I've yet to implement 2b, true cycle-detection before delta-compression.
But I have a feeling it will somehow show that my resulting pack is
about 3% worse. :-/

-Peff

[1] So obviously one option is to figure out a way to speed up the
    counting phase without changing the pack order. The only way I can
    think of is to build a master object index, where each entry has all
    of the packs that a given object can be found in, in their correct
    pack order.

    That would be fairly easy to implement as a hash table, but:

      - it would require a fair bit of memory; the pack .idx for this
	repo is 500MB, and we usually get to just mmap it. OTOH, the
	biggest part of that is the sha1s, so we could possibly just
	reference them by pointer into the mmap'd data.
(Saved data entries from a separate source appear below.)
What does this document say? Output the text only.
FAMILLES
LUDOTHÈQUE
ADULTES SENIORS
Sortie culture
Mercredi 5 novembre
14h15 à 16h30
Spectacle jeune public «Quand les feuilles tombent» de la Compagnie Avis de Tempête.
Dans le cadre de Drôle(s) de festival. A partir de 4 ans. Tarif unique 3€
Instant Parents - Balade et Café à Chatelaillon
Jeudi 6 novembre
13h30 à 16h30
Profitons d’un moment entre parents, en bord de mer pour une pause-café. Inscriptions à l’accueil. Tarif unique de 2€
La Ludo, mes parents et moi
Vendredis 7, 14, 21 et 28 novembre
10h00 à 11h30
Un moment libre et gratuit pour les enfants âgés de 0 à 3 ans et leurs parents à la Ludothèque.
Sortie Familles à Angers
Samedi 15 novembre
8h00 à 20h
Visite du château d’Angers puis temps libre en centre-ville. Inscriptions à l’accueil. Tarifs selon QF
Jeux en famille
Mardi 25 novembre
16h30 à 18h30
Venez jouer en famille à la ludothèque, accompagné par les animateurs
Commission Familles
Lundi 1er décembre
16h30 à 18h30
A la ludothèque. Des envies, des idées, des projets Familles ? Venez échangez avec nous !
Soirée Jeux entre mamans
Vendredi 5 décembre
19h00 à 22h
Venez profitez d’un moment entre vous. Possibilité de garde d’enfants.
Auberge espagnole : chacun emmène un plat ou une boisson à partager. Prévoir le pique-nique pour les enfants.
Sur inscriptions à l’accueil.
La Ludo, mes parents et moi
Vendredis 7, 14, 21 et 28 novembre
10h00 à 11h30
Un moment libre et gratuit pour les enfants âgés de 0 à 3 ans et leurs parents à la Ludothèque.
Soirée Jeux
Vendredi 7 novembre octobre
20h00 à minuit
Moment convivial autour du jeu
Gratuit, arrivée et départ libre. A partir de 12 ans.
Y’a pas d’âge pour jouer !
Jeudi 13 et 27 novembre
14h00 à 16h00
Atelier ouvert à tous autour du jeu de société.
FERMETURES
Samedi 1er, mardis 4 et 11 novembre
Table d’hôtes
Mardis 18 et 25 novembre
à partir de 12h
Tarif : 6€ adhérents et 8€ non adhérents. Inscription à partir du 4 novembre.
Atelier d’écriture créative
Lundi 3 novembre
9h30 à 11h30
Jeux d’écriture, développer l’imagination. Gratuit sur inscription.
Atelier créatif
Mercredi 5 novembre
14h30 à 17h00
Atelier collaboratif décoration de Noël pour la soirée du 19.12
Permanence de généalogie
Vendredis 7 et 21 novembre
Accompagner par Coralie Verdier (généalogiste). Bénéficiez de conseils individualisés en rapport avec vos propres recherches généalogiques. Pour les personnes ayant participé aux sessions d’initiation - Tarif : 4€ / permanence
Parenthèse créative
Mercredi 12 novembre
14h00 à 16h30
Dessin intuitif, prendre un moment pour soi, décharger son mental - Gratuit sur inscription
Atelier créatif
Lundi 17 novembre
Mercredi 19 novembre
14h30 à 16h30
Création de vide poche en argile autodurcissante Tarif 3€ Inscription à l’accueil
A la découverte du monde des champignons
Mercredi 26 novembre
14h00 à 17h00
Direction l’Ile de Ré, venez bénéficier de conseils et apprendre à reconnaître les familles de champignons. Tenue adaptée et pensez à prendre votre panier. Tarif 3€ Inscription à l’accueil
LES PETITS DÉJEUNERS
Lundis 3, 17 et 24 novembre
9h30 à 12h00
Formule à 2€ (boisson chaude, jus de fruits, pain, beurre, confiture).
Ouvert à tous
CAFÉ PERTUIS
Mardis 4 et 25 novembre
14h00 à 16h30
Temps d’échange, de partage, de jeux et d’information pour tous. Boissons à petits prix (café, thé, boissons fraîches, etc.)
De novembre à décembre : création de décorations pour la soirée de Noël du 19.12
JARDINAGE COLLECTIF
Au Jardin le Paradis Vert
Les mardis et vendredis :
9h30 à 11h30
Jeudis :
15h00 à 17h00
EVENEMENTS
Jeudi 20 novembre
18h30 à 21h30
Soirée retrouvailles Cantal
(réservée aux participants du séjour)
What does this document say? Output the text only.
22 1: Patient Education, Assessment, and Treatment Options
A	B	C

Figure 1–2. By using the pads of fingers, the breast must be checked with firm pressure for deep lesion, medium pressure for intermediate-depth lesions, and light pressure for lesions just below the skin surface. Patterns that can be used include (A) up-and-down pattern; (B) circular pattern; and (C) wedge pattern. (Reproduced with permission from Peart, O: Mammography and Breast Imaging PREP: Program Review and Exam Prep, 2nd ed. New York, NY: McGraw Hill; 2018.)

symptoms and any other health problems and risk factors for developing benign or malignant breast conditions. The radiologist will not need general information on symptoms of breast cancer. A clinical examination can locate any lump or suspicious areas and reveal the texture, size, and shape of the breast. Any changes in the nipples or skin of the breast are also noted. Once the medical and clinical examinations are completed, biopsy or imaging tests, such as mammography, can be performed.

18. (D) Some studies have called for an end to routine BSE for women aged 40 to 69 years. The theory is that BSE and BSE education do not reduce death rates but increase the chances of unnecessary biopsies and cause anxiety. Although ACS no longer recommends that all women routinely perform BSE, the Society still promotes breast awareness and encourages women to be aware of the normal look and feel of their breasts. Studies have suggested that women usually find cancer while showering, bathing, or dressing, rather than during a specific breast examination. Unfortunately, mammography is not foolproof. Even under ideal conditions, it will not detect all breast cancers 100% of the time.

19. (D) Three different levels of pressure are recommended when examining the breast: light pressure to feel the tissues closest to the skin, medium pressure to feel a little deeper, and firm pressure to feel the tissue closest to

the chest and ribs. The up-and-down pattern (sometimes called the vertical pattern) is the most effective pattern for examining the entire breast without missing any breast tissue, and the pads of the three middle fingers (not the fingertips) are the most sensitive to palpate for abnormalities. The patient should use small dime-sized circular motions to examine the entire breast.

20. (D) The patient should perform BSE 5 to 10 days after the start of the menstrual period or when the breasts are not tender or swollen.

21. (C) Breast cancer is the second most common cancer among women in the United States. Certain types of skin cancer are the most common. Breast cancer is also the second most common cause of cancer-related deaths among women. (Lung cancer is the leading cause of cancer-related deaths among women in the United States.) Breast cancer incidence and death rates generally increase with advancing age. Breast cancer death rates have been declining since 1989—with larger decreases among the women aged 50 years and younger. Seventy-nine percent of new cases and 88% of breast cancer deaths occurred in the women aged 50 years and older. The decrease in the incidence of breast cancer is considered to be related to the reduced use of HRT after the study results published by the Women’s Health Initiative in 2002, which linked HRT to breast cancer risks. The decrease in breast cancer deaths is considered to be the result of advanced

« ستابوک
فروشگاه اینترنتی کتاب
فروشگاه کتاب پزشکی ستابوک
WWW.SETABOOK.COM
And it's not
	like you don't need much more than 500MB to hold the list of
	objects to pack.

      - it's inherently O(nr_of_objects_in_repo) in CPU and memory to
	build the index, whereas some operations are
	O(nr_of_objects_to_be_packed). In this case it's probably OK (we
	do pay for extra entries for each of the duplicates, but it's
	largely on the order of 15 million objects). But it's a big
	expense if you're just packing a few of the objects.

    So I dunno. I really like the MRU approach if we can salvage it.